– Верно! Так должно быть, и так когда-то было. Но сейчас стало по-другому. Нас заставляли воевать за Комнинов, за великого логофета, за то, что латиняне хозяйничают на землях империи, а Комнины отдают им всё: земли империи, власть, золото веру, всё… И ведь они ещё ничего – вспомни Никифора Вотаниата[19], который отдал варварам всю Малую Азию! И что, мы воевали за них?! Нет, хилиарх, за своих товарищей, за семью, за тот клочок земли за длинными стенами, где стоит твой домик… Где сейчас твой дом, хилиарх?! Где твоя семья?! – Голос Иллариона взлетел чуть не до крика. – Их нет, венецианские наёмники убили их, сожгли твой дом, пока ты воевал с турками. А кто привёл их на священные земли империи? Комнины!
– Вот ты и сказал то, что заинтересует друнгария виглы, брат мой, – ответ отца Меркурия прозвучал спокойно, вот только чего стоило ему это спокойствие! – Но ты прав, я не доносчик. Ты не был бы собой, друнгарий, если бы откровенничал со мной, не зная точно, что я не донесу. – Меркурий чуть помедлил и решительно взглянул в глаза собеседника. – Ты прав: за что мы должны были сражаться и за что сражались на самом деле – совсем разные вещи, – язык его произносил эти слова, а душа корчилась в адском пламени. Хотелось схватиться за меч, убивать, душить, рвать зубами, вот только кого?
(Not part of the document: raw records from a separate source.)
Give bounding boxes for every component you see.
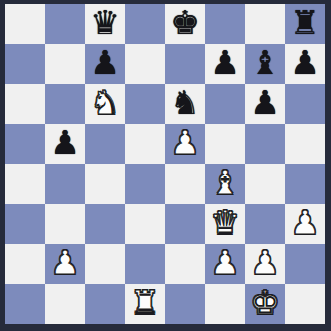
square-b8[interactable] xyxy=(45,4,85,44)
square-b4[interactable] xyxy=(45,164,85,204)
piece-black-rook-h8[interactable]: ♜ xyxy=(290,4,320,43)
square-h6[interactable] xyxy=(285,84,325,124)
square-a6[interactable] xyxy=(5,84,45,124)
square-a4[interactable] xyxy=(5,164,45,204)
square-d6[interactable] xyxy=(125,84,165,124)
square-e7[interactable] xyxy=(165,44,205,84)
square-d8[interactable] xyxy=(125,4,165,44)
square-f5[interactable] xyxy=(205,124,245,164)
square-h3[interactable]: ♟ xyxy=(285,204,325,244)
square-f3[interactable]: ♛ xyxy=(205,204,245,244)
square-c4[interactable] xyxy=(85,164,125,204)
square-f6[interactable] xyxy=(205,84,245,124)
chess-board: ♛♚♜♟♟♝♟♞♞♟♟♟♝♛♟♟♟♟♜♚ xyxy=(5,4,325,324)
piece-black-pawn-g6[interactable]: ♟ xyxy=(250,84,280,123)
piece-black-pawn-b5[interactable]: ♟ xyxy=(50,124,80,163)
square-f8[interactable] xyxy=(205,4,245,44)
square-c8[interactable]: ♛ xyxy=(85,4,125,44)
square-a5[interactable] xyxy=(5,124,45,164)
square-b6[interactable] xyxy=(45,84,85,124)
square-a2[interactable] xyxy=(5,244,45,284)
square-e8[interactable]: ♚ xyxy=(165,4,205,44)
square-c2[interactable] xyxy=(85,244,125,284)
square-d3[interactable] xyxy=(125,204,165,244)
piece-white-rook-d1[interactable]: ♜ xyxy=(130,284,160,323)
piece-black-pawn-f7[interactable]: ♟ xyxy=(210,44,240,83)
square-c6[interactable]: ♞ xyxy=(85,84,125,124)
square-c1[interactable] xyxy=(85,284,125,324)
piece-black-queen-c8[interactable]: ♛ xyxy=(90,4,120,43)
square-d4[interactable] xyxy=(125,164,165,204)
piece-white-pawn-f2[interactable]: ♟ xyxy=(210,244,240,283)
piece-white-king-g1[interactable]: ♚ xyxy=(250,284,280,323)
piece-black-knight-e6[interactable]: ♞ xyxy=(170,84,200,123)
square-h8[interactable]: ♜ xyxy=(285,4,325,44)
piece-white-bishop-f4[interactable]: ♝ xyxy=(210,164,240,203)
square-g7[interactable]: ♝ xyxy=(245,44,285,84)
square-a7[interactable] xyxy=(5,44,45,84)
piece-white-pawn-b2[interactable]: ♟ xyxy=(50,244,80,283)
square-e3[interactable] xyxy=(165,204,205,244)
square-h5[interactable] xyxy=(285,124,325,164)
piece-black-king-e8[interactable]: ♚ xyxy=(170,4,200,43)
square-a1[interactable] xyxy=(5,284,45,324)
square-c7[interactable]: ♟ xyxy=(85,44,125,84)
piece-white-pawn-g2[interactable]: ♟ xyxy=(250,244,280,283)
square-b7[interactable] xyxy=(45,44,85,84)
square-g3[interactable] xyxy=(245,204,285,244)
piece-white-pawn-h3[interactable]: ♟ xyxy=(290,204,320,243)
square-e5[interactable]: ♟ xyxy=(165,124,205,164)
square-g5[interactable] xyxy=(245,124,285,164)
piece-white-queen-f3[interactable]: ♛ xyxy=(210,204,240,243)
square-h4[interactable] xyxy=(285,164,325,204)
square-g8[interactable] xyxy=(245,4,285,44)
square-a8[interactable] xyxy=(5,4,45,44)
square-a3[interactable] xyxy=(5,204,45,244)
piece-white-pawn-e5[interactable]: ♟ xyxy=(170,124,200,163)
square-d2[interactable] xyxy=(125,244,165,284)
square-f1[interactable] xyxy=(205,284,245,324)
board-frame: ♛♚♜♟♟♝♟♞♞♟♟♟♝♛♟♟♟♟♜♚ xyxy=(0,0,331,331)
piece-white-knight-c6[interactable]: ♞ xyxy=(90,84,120,123)
square-f4[interactable]: ♝ xyxy=(205,164,245,204)
square-g1[interactable]: ♚ xyxy=(245,284,285,324)
square-b5[interactable]: ♟ xyxy=(45,124,85,164)
square-b1[interactable] xyxy=(45,284,85,324)
square-b3[interactable] xyxy=(45,204,85,244)
square-e6[interactable]: ♞ xyxy=(165,84,205,124)
square-d7[interactable] xyxy=(125,44,165,84)
square-g6[interactable]: ♟ xyxy=(245,84,285,124)
piece-black-bishop-g7[interactable]: ♝ xyxy=(250,44,280,83)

Вслух, однако, ничего не произнёс и продолжил разговор, загнав боль так глубоко, как только смог:
– И правду сказал о том, кто в этом виноват. Я ведь тоже присматривался к тебе, друнгарий. И видел, что не просто так ты больше времени проводишь на войне, чем в Палатии. А также помню историю Иоанна Цимисхия и Никифора Фоки.
– Да, я не ошибся в тебе, – Илларион слабо и осторожно покивал головой: большего ему не позволяли повязки, – только я стараюсь не для себя, а для законного базилевса Никифора Дуки[20], веры и империи.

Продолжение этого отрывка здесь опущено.